Retail sentiment is also showing signs of recovery. CoinGlass data show XRP futures open interest rose to about $2.5 billion from $2.38 billion a day earlier. That points to greater leveraged exposure among retail traders and a gradual pickup in risk appetite. Whale activity has shifted as well. According to CryptoQuant contributor Arab Chain, daily whale inflows to Binance fell to the lowest level this year as of March 7. The daily average was about 12.6 million XRP, far below periods when inflows reached hundreds of millions of tokens. Lower exchange inflows are typically interpreted as easing sell pressure, helping limit short-term downside risk.
Still, XRP is not insulated from geopolitical risks. CoinDesk said oil prices could rise again and pressure the broader crypto market if parties in the Middle East conflict fail to reach another agreement within days. That means XRP is unlikely to fully decouple from the wider market mood.
Coin in Focus
1. Solana (SOL)

Solana is trading around $83 after failing to break through a key resistance level. As of March 10, it was changing hands at about $82.9 on CoinMarketCap.
Near-term pressure is coming from softer institutional demand and delays to a major upgrade. ETF outflows have drawn particular attention. SoSoValue data show spot Solana ETFs recorded $15.4 million of net outflows on March 7, the largest one-day withdrawal since launch. Another roughly $1.92 million exited on March 8. Continued outflows immediately after the biggest daily redemption suggest investor sentiment has weakened.

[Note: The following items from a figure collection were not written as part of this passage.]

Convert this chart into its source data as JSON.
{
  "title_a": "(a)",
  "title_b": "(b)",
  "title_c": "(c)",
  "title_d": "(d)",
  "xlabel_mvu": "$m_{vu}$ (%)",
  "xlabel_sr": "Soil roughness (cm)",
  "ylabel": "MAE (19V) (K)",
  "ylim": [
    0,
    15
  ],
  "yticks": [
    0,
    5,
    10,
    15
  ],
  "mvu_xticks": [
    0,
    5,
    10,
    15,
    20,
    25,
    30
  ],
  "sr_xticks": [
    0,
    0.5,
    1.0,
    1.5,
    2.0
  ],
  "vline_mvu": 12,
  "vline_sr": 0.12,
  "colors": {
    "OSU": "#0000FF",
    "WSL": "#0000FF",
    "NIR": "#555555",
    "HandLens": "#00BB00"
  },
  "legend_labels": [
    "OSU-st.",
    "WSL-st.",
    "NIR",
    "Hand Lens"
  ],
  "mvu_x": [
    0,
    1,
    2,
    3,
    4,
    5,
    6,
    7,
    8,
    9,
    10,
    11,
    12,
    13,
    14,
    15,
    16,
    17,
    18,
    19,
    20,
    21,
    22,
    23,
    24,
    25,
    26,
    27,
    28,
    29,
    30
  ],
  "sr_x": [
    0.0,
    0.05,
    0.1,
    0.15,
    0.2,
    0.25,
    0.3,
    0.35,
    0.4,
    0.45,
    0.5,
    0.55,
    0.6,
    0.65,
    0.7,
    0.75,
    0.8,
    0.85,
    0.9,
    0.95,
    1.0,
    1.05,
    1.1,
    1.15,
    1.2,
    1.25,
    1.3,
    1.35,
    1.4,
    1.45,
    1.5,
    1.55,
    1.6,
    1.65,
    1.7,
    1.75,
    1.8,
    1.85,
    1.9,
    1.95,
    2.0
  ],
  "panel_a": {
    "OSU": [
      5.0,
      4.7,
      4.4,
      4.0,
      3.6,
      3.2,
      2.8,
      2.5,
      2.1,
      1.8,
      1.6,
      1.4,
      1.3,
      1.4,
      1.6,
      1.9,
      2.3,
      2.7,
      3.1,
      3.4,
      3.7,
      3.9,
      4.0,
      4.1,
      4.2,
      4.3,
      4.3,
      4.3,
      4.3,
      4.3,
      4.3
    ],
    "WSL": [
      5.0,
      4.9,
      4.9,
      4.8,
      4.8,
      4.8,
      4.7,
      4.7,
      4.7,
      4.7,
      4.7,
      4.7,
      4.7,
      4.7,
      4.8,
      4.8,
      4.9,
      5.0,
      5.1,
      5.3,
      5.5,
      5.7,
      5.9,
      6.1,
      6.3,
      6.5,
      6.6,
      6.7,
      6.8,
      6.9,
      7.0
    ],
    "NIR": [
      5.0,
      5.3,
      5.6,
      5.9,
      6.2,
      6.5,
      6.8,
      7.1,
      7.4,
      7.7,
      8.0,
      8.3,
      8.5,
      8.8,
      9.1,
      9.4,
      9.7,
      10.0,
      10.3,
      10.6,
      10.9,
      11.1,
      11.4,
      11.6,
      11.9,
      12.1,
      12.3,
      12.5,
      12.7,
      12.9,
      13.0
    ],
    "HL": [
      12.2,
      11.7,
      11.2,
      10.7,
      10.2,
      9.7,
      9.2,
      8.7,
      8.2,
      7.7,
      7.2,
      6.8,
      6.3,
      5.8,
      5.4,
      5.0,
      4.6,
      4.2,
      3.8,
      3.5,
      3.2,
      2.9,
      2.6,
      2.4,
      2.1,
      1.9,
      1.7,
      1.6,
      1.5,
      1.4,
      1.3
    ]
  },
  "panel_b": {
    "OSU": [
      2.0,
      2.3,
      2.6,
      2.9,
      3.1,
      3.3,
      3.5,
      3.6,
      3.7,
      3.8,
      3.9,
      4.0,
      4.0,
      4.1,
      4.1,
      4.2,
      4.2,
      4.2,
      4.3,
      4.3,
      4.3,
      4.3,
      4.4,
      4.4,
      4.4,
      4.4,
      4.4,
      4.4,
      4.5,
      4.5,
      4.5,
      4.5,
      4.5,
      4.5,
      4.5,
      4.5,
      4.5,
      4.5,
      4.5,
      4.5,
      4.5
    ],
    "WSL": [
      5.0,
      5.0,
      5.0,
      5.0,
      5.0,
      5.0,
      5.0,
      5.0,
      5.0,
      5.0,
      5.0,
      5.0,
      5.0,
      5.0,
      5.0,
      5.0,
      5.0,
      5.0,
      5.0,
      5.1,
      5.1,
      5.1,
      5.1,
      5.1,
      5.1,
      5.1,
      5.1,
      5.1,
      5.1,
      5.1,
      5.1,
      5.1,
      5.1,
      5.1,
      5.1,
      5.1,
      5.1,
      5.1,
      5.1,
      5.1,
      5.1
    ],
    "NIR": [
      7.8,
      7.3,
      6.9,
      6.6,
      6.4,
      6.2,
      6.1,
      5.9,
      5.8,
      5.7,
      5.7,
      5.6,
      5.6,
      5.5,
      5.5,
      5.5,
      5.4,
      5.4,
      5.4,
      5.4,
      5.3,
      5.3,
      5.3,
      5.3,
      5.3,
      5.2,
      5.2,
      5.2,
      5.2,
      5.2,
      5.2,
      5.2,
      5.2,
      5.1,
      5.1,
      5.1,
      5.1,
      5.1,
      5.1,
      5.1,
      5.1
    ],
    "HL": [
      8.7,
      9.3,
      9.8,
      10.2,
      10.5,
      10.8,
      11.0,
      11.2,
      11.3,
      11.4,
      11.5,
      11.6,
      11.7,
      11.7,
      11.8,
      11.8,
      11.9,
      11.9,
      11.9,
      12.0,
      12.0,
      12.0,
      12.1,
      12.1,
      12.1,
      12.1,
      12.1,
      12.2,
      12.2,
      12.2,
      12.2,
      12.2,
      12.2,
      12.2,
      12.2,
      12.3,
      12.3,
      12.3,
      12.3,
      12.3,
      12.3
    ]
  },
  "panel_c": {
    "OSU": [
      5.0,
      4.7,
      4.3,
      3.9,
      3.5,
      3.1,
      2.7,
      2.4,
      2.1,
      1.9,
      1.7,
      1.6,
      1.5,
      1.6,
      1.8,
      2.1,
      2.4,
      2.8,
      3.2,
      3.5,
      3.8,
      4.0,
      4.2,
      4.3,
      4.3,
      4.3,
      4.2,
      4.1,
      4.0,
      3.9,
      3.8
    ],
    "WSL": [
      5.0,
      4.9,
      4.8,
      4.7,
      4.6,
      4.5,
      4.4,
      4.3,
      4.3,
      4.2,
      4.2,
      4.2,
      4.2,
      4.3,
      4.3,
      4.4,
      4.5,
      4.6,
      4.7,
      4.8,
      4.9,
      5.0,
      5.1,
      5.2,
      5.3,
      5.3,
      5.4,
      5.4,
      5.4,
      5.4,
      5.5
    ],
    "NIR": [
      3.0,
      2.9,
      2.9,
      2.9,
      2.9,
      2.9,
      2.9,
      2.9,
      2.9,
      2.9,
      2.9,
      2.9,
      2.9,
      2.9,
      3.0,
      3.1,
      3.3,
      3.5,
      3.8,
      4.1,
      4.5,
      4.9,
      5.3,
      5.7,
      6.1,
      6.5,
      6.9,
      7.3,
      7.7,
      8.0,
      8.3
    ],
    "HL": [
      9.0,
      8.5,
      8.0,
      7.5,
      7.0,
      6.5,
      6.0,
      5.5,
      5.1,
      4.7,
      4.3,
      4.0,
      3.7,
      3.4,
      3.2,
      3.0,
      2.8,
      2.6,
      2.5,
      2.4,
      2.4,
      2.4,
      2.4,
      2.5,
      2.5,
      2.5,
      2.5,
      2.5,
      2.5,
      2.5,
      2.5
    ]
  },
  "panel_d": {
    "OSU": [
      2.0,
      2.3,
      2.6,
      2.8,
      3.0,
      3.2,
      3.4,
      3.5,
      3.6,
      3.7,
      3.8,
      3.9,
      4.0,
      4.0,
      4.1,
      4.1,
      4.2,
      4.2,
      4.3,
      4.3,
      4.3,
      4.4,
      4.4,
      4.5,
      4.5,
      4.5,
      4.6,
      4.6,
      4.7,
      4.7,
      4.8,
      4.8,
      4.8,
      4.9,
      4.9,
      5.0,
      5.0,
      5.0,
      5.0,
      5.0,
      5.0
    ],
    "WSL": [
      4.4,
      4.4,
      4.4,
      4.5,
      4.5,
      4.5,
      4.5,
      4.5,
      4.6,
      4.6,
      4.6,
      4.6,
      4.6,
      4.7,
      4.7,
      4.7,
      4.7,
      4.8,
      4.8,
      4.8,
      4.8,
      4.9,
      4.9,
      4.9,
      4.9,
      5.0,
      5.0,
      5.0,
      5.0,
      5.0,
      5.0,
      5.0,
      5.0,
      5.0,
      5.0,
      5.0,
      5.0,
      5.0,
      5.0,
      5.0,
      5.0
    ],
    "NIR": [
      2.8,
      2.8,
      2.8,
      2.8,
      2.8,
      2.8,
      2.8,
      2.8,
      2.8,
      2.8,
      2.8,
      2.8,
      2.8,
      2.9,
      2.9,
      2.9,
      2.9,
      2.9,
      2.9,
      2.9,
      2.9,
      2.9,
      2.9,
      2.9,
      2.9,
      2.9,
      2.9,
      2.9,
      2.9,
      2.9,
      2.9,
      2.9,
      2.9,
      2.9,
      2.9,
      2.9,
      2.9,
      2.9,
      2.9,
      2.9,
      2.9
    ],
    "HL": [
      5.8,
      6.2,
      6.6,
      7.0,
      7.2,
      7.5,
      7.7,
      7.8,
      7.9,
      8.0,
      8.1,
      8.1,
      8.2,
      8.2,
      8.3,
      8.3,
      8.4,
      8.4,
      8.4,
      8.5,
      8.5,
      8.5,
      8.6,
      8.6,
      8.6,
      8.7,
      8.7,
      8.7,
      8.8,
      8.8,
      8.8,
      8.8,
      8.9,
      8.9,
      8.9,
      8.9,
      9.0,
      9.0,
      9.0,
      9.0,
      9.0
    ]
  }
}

A delay to a closely watched upgrade has also weighed on the token. The Solana Foundation’s Alpenglow upgrade had been expected to be a key event in the first quarter of this year, but the schedule has now been pushed back to the second quarter of 2026. The upgrade had been viewed as a catalyst for faster network processing speeds. With that timeline delayed, investors have seen a major positive catalyst pushed further out. The market has reacted cautiously, especially with little additional detail on the roadmap.

There has, however, been a longer-term development of note. The Solana Foundation is working with Asymmetric Research on a security assessment framework called STRIDE. The system is designed as an ongoing review framework for Solana-based decentralized finance protocols. A March 1 hack of Drift Protocol, a Solana-based decentralized derivatives exchange, shook confidence across the broader Solana DeFi ecosystem and was seen as a drag on price. The foundation appears to have moved relatively quickly in response.
Traditional smart-contract audits are often valid only at a single point in time. STRIDE is designed to keep updating security ratings as protocols change and threat conditions evolve. It evaluates eight categories, including operational security, access controls, multisig settings and governance vulnerabilities, and publishes the results in a public repository. That gives users and investors a clearer view of how risky a protocol is at any given time.
For Solana, the key question is whether the foundation’s push to strengthen security can restore trust in the ecosystem even as ETF outflows and the upgrade delay continue to weigh in the short term.